Я вспоминаю, как разбрелись, как блуждали и как погибли почти все, кто был захвачен этим нашумевшим некогда кораблекрушением (спаслась в конечном счете лишь малая горсточка), вспоминаю еще долгие годы вновь и вновь оживавшую среди английских офицеров на мысе Доброй Надежды легенду о белой женщине с младенцем, которую будто бы видели плачущей у входа в дикарскую хижину где-то далеко в глубине страны — люди, перешептываясь, ставили это в связь с исчезновением нескольких леди, которые были сняты с тонущего корабля и которых не раз потом искали, но так и не нашли, — вспоминаю, и мысли об иного рода странствии приходят мне на ум.
Мысли о страннике, который, нежданно отозванный из дому, свершил далекий путь и уже никогда не воротится. Мысли о том несчастливце, что безысходно погрузился в глубины своей печали, в горечь своей тоски, в беспомощное самоосуждение, в безнадежное желание выправить то, что сделал плохо, и сделать то, что оставил несделанным.

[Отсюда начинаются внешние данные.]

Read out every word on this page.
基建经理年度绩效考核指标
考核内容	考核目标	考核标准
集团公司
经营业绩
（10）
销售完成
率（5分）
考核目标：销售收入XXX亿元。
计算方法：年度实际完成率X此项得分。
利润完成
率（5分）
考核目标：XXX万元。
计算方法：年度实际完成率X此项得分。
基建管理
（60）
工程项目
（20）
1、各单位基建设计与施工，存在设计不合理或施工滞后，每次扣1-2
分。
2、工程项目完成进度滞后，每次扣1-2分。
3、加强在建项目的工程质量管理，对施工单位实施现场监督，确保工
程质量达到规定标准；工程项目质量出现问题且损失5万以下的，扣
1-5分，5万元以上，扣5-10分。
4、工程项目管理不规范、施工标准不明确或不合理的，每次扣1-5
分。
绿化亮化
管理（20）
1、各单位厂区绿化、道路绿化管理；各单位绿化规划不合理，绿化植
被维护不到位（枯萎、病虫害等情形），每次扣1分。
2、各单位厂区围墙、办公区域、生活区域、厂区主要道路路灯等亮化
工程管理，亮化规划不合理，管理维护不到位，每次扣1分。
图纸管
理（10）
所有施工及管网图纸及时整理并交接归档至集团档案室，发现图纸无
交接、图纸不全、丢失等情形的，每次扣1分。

Ибо много есть такого, чем он пренебрегал. Там дома иное из того, что его окружало, казалось мелочью, — но как много значат эти мелочи сейчас, когда их отделила от него необозримая даль! Немало, немало хорошего делали ему люди, а он не умел это почувствовать, как должно; и было немало мелких обид, которых он не простил; была любовь, на которую он отвечал слишком скупо, и дружба, которую слишком мало ценил; были миллионы ласковых слов, недосказанных им, миллионы недодаренных ласковых взглядов, несчетное множество легких маленьких дел, в которых он бы мог проявить себя по-настоящему большим и добрым человеком. Ах, мне бы один только день, восклицает он, один бы день, и я бы многое исправил! Но никогда не взойдет оно, солнце Этого счастливого дня, и никогда не вернется несчастный из своего далекого плена.

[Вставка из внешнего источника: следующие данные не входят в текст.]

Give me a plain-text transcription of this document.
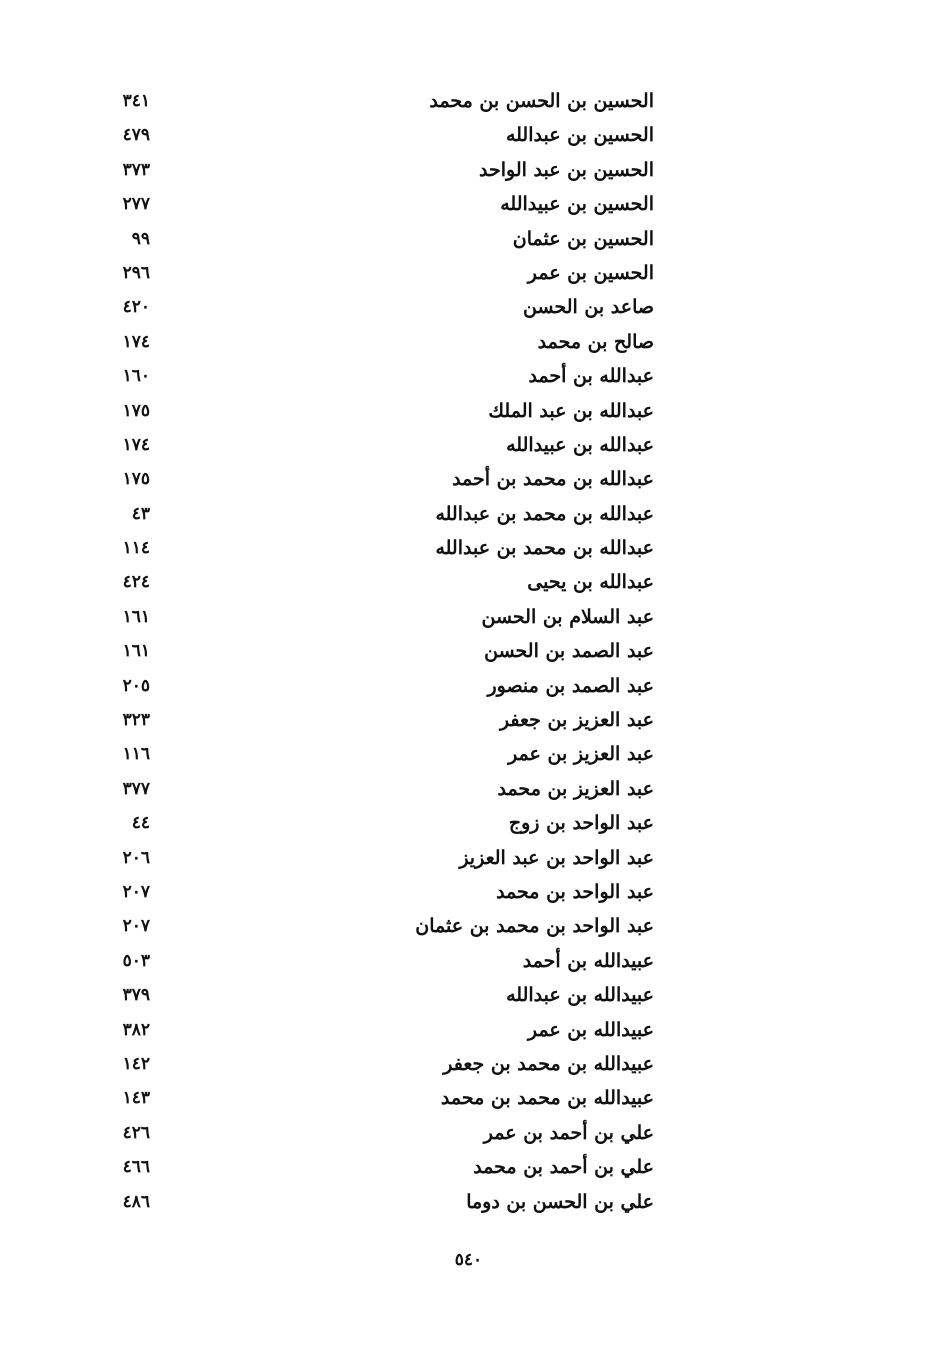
الحسين بن الحسن بن محمد
٣٤١
الحسين بن عبدالله
٤٧٩
الحسين بن عبد الواحد
٣٧٣
الحسين بن عبيدالله
٢٧٧
الحسين بن عثمان
٩٩
الحسين بن عمر
٢٩٦
صاعد بن الحسن
٤٢٠
صالح بن محمد
١٧٤
عبدالله بن أحمد
١٦٠
عبدالله بن عبد الملك
١٧٥
عبدالله بن عبيدالله
١٧٤
عبدالله بن محمد بن أحمد
١٧٥
عبدالله بن محمد بن عبدالله
٤٣
عبدالله بن محمد بن عبدالله
١١٤
عبدالله بن يحيى
٤٢٤
عبد السلام بن الحسن
١٦١
عبد الصمد بن الحسن
١٦١
عبد الصمد بن منصور
٢٠٥
عبد العزيز بن جعفر
٣٢٣
عبد العزيز بن عمر
١١٦
عبد العزيز بن محمد
٣٧٧
عبد الواحد بن زوج
٤٤
عبد الواحد بن عبد العزيز
٢٠٦
عبد الواحد بن محمد
٢٠٧
عبد الواحد بن محمد بن عثمان
٢٠٧
عبيدالله بن أحمد
٥٠٣
عبيدالله بن عبدالله
٣٧٩
عبيدالله بن عمر
٣٨٢
عبيدالله بن محمد بن جعفر
١٤٢
عبيدالله بن محمد بن محمد
١٤٣
علي بن أحمد بن عمر
٤٢٦
علي بن أحمد بن محمد
٤٦٦
علي بن الحسن بن دوما
٤٨٦
٥٤٠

Почему судьба этого путешественника вдруг заслонила предо мной, в новогоднюю ночь, все другие истории путешествий, только что занимавшие мой ум, и простерла надо мной торжественную тень? Или некогда и я отправлюсь в такое же странствие? Именно так. Кто скажет, не буду ли тогда и я терзаться таким же поздним сожалением? Не буду ли и я в моем изгнании вспоминать с тоской свой опустелый дом, свою несделанную работу? Я стою на берегу, где волны — года. Они вздымаются и опадают, и я почти не замечаю их; но с каждой волною прибой надвигается ближе, и я знаю, что в конце концов он и меня, как того, унесет в то же дальнее путешествие.
7
Кафрария — в XIX веке нейтральная область на юго-востоке Африки.
8
«Так как вы сделали это одному из сих братьев моих… то сделали мне» — строка из евангелия.